Trump adviser Bannon criminally charged for defying Jan. 6 subpoena


Gifted One
Staff member
Apr 16, 2021
Perched on a rock in Canada
Stephen Bannon, a prominent adviser to former U.S. President Donald Trump, has been criminally charged for defying a subpoena issued by a congressional committee investigating the Jan. 6 attack on the Capitol, the Justice Department said on Friday.

Bannon has refused to cooperate with the House of Representatives select committee seeking his testimony and documents, citing Trump's insistence - already rejected by one judge - that he has a right to keep the requested material confidential under a legal doctrine called executive privilege.

Bannon, 67, was charged with one count of contempt of Congress for refusing to appear for a deposition and a second count for refusing to produce documents. Contempt of Congress is a misdemeanor punishable by up to one year in jail and a maximum fine of $100,000.

Trump has sought to stonewall the committee, which is scrutinizing his actions relating to the deadly Capitol riot, and urged his former associates not to cooperate.
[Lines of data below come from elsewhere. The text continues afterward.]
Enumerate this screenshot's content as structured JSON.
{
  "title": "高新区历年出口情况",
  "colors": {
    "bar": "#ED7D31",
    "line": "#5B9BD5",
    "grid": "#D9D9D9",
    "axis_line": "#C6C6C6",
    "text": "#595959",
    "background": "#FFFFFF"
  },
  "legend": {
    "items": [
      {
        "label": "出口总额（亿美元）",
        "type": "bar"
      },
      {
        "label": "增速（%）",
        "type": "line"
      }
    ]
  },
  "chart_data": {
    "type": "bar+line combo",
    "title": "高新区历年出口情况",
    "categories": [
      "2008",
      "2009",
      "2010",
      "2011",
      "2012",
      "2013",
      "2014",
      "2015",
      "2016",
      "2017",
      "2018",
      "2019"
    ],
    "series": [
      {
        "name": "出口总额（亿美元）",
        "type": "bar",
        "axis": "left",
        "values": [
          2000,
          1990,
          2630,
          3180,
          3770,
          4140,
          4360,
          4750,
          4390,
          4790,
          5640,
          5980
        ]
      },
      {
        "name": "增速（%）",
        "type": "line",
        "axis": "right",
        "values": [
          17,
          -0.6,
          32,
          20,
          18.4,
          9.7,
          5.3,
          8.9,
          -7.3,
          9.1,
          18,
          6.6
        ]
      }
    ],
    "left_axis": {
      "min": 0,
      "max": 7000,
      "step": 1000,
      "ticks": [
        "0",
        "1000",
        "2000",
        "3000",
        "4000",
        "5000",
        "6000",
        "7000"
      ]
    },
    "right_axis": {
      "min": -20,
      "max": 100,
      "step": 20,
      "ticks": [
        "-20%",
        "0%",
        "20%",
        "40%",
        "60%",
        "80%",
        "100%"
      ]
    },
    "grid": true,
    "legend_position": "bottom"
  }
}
The decision to charge Bannon may bolster the committee's efforts to secure testimony and documents from other Trump advisers.

Bannon's indictment was announced just hours after Trump's former White House chief of staff Mark Meadows refused to appear for a deposition before the committee, risking being also found in contempt of Congress.

Bannon, a prominent figure in conservative media circles who previously headed the Breitbart News website, served as chief strategist for Trump in the White House after playing a senior role in his 2016 election campaign. Bannon continued to offer Trump advice even after leaving his White House post in 2017.

It is the second time in two years that Bannon has faced criminal charges. Bannon was charged in 2020 with defrauding donors to We Build the Wall, a private fund-raising effort to boost Trump's wall project along the U.S.-Mexican border, and arrested aboard a yacht belonging to a fugitive Chinese billionaire. Trump subsequently issued a pardon to Bannon before that case could go to trial.

Bannon did not immediately respond to a request for comment.

The Democratic-led House of Representatives voted to hold Bannon in contempt of Congress in October. Most of Trump's fellow Republicans in Congress opposed creating an independent commission or a committee to investigate the events surrounding Jan. 6.

On that day, a mob of Trump supporters rioted at the Capitol in a failed bid to prevent formal congressional certification of President Joe Biden's election victory. Before the riot, Trump gave a speech to his supporters repeating his false claims that the election was stolen from him and urged them to go to the Capitol and "fight like hell" to "stop the steal."

The committee has said that Bannon made public statements suggesting he knew ahead of time about "extreme events" that would take place on Jan. 6. Bannon said on a Jan. 5 podcast that "all hell is going to break loose tomorrow."

After the House voted to hold Bannon in contempt, it was up to the Justice Department, headed by Attorney General Merrick Garland, to decide whether to actually bring criminal charges.

Garland addressed the issue in the statement announcing the indictment, saying that his department "adheres to the rule of law, follows the facts and the law and pursues equal justice under the law."

Trump on Oct. 18 sued the select committee and the National Archives, which holds material dating from his presidency, in a bid to keep hundreds of pages of White House records secret. A judge rejected Trump's lawsuit on Tuesday, saying the public interest in learning about Trump's actions on Jan. 6 was paramount. Trump has appealed that ruling.

The committee said on Friday it may seek to hold Meadows in contempt of Congress for likewise defying its subpoenas. If supported by the full House, that would allow the Justice Department to prosecute Meadows as well. Meadows's lawyer maintains that senior White House aides cannot be forced to testify.

The last successful prosecution for contempt of Congress was in 1974 when a judge found G. Gordon Liddy, a conspirator in the Watergate scandal that drove President Richard Nixon to resign, guilty.